Perciò in definitiva, tenendo nel debito conto le varie testimonianze innanzi citate e dimostrate, Pescopagano non fu sede di una comunità etnica pagana all'epoca della costituzione del primo villaggio, e non rifiutò di abbracciare la nuova religione cristiana, perché già la popolazione aveva sposato la fede cristiana, anche se in alcune zone rurali ancora permaneva qualche elemento di rituali tradizionali.
Quanti elementi, però, erano volti al bene della comunità, e «non vengono più considerati atti criminosi (non si minaccia più la pena capitale a coloro che portarono su di se, per esempio, gli amuleti contro la malaria, come succedeva sotto Caracalla, prima di Costantino, e sotto Costanzo II, dopo di lui) e nelle zone agricole non è nemmeno considerato illegale scongiurare i temporali o altri fenomeni che possono danneggiare il raccolto ». Altri sostengono che in questa zona il cristianesimo si diffuse nel I secolo. Ed infine non dimentichiamo che da un rescritto di Costantino al «corrector Lucania et Brittiorum» -scrive Ebner- è possibile desumere l'esistenza di chiese già organizzate in Lucania il 21 ottobre del 319. Inoltre papa Gelasio I inviava nel 494 una lettera ai vescovi della Lucania, di cui conosciamo i nomi di Giuliano di Blanda (Maratea), Sabino di Marcelliana e forse Agnello di Velia del V secolo, rustico di Bussento, Romano (?) di Blanda, Latino di Marcelliana e Felice di Paestum del VI.
E i monaci d'Oriente, dal VI al XI secolo, sfuggiti alla furia iconoclastica, vennero proprio nella Lucania che, per le sue caratteristiche fisiche, si prestava ad essere meta ideale e rifugio sicuro dei religiosi e delle loro famiglie, provenienti anche dai Balcani e dalla Sicilia.
Da documenti degli archivi diocesani si apprende che Conza ebbe il suo primo Vescovo nell'ottavo secolo, precisamente nell'anno 743 d.C. Ad esso vennero aggregate, spiritualmente, le popolazioni appartenenti alle tre provincie di Basilicata (con il Comune di Pescopagano), il Principato Citra e il Principato Ultra.

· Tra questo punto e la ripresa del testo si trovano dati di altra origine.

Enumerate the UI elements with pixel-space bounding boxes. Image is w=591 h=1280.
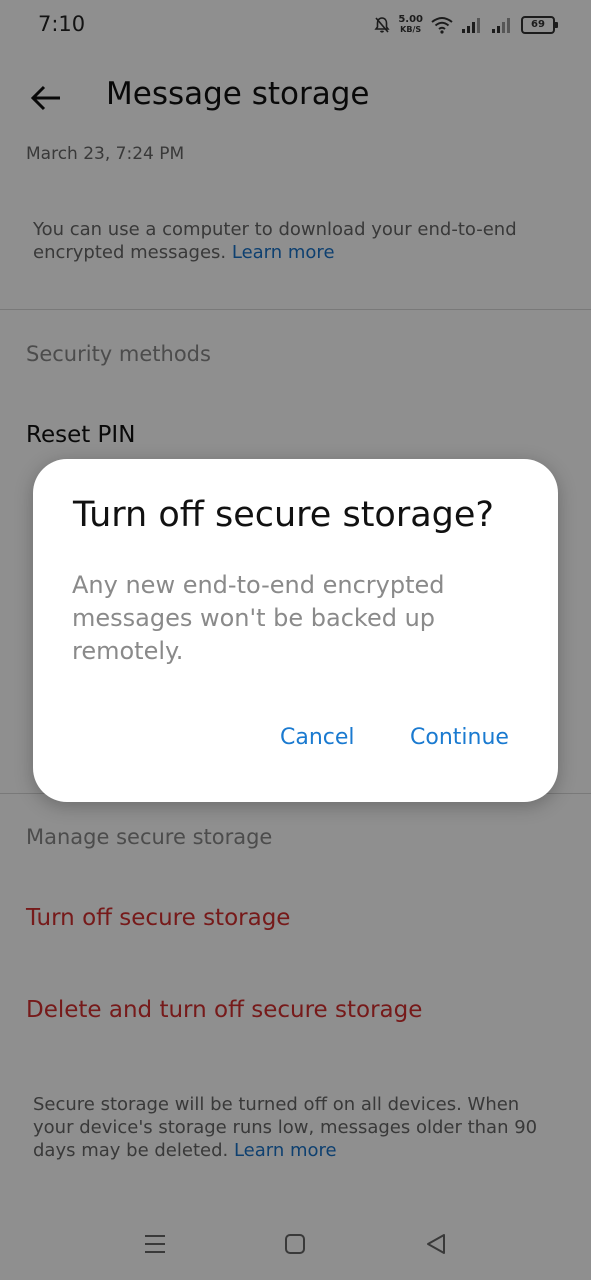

Alcuni secoli dopo, l'anno 1008 la diocesi di Conza venne trasformata in sede Arcivescovile alle cui dipendenze furono sottoposti i Vescovi di Muro Lucano, Lacedonia, Monteverde, S. Angelo dei Lombardi, Nusco e Bisaccia.
Melfi invece continuò a dipendere direttamente da Roma, Marsico da Salerno, Montepeloso (Irsina) da Gravina, mentre alcuni paesi come Lagonegro, Lauria, Rivello e Trecchina, continuarono ad essere sotto la giurisdizione dei Vescovi di Pollicastro; Maratea da quelli di Cassano Jonico.
A queste diocesi se ne aggiunsero altre. Così il messaggio cristiano si diffondeva da Potenza, Grumento, Venosa, Anglona, Tursi, Tricarico e Acerenza, che, nella seconda metà del XI secolo, venne elevata a sede metropolitana, ed infine, da Conza e, da Pescopagano.
Secondo la testimonianza di validi documenti ecclesiali Pescopagano nell'anno mille aveva già le sue otto Chiese in piena efficienza di culto.
Noi siamo convinti che Pescopagano sia stata fonte di cristianesimo perché nell'età moderna non abbiamo mai registrato nel luogo presenze paganeggianti, culti magici di chiara origine precristiana o di orientamento extracattolico, anche se la comunità cattolica pescopaganese è stata pure afflitta, nel medioevo in particolare, da una condizione di miseria e sottosviluppo antichi, determinati da una lunga storia sociale di isolamento e abbandono nell'ambito della storiografia regionale.